Russia Responds In Kind To US Magnitsky List -- BBC
Russia has published a list of 18 US officials barred from the country, in response to a similar US list published by the US Treasury on Friday.
A statement described the US move as a severe blow to relations, and said blackmail could not be ignored.
The US published its list under an act named after Russian lawyer Sergei Magnitsky who died in jail in 2009 in disputed circumstances.
It includes officials who jailed him after he accused them of corruption.
But senior officials from President Vladimir Putin's entourage who had been expected to be included were left off, including Russia's top police official Alexander Bastrykin.
Russia's list, announced by the foreign ministry, includes two former Bush administration officials who are said to have advocated harsh interrogation techniques and two former commanders of the detention centre at Guantanamo Bay.
David Addington, chief of staff to former Vice-President Dick Cheney is one of them.
The other 14 were named as having violated the rights of Russian citizens abroad.
"The war of lists is not our choice, but we cannot ignore outright blackmail," a statement from the Russian ministry said.
"It's time for Washington politicians to finally understand that there are no prospects in building relations with a country like Russia with the spirit of mentoring and undisguised dictating."
Itar-Tass news agency quoted Deputy Foreign Minister Sergei Ryabkov as saying there was also a secret section to the list with more names, as the US list had.
A Russian law barring Americans from adopting Russian orphans, regarded as a response to the US law, has already been passed.
Visit overshadowed
The final US list published on Friday included people born in Russia, Ukraine, Azerbaijan and Uzbekistan, 16 of them linked to the Magnitsky case. Some 250 names had originally been put forward by US politicians.
The others are officials deemed to have participated in recent Kremlin moves to restrict Russians' political rights.
Mr Magnitsky was arrested in 2008 for tax evasion after accusing Russian police officials of stealing US $230m (£150m) from the state through fraudulent tax rebates. His family and rights groups say he was badly beaten and denied medical treatment in custody.
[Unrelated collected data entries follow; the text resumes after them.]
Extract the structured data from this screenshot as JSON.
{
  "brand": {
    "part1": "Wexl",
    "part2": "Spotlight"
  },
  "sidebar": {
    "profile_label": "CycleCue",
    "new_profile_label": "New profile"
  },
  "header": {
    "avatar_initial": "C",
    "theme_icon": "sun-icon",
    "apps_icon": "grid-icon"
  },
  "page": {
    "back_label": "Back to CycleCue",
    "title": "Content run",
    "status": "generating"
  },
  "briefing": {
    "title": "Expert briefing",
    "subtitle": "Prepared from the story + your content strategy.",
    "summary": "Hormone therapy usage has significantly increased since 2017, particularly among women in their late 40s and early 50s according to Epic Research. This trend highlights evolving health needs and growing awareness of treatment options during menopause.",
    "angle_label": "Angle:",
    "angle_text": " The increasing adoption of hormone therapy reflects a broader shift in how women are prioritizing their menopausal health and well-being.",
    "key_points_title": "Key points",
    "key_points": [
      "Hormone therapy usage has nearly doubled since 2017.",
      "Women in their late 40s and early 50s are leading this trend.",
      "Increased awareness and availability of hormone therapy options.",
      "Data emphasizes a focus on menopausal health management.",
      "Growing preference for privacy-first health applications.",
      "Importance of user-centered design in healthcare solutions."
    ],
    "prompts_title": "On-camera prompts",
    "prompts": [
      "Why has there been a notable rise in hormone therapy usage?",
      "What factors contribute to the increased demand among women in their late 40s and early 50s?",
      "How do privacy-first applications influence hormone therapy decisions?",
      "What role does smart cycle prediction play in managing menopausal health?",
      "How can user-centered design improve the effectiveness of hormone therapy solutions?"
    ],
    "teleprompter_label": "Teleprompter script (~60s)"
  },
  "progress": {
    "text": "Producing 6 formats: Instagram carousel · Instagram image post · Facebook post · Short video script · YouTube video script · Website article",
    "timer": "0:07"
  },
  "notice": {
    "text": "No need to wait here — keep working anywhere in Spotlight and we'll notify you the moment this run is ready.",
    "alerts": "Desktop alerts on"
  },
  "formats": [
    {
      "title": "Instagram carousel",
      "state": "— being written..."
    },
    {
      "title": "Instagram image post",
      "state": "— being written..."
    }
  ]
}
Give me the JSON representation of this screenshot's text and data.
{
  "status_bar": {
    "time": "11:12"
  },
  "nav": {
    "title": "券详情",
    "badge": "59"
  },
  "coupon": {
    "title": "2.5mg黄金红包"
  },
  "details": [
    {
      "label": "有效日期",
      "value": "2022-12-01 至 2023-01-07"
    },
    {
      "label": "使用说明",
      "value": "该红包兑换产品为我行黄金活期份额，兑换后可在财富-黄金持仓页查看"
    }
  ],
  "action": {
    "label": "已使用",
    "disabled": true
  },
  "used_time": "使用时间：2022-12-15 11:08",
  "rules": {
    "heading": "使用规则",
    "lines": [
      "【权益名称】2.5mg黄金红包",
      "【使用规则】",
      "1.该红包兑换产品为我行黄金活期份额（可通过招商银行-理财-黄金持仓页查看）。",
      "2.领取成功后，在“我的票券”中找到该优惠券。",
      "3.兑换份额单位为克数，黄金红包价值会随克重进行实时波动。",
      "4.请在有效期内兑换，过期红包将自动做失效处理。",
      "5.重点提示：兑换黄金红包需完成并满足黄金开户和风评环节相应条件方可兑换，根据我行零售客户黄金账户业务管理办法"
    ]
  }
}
The Magnitsky Act passed by Washington in 2012 blacklists Russian officials accused of involvement in his death. All the names on the list had until Friday been kept secret.
Those affected by the American measures have had their US accounts frozen and have been added to a list of people who will be denied US entry visas. Some European nations are taking similar measures.
Correspondents say that the argument threatens to cast a shadow over a visit to Russia by President Obama's National Security adviser Tom Donilon, who is to hold high-level talks in Moscow on Monday.
The posthumous trial of Mr Magnitsky - who died aged 37 in pre-trial detention after developing pancreatitis - opened in Moscow in March but was adjourned shortly afterwards.
Legal experts say they are unaware of any precedents for the trial of a dead man in Russian history.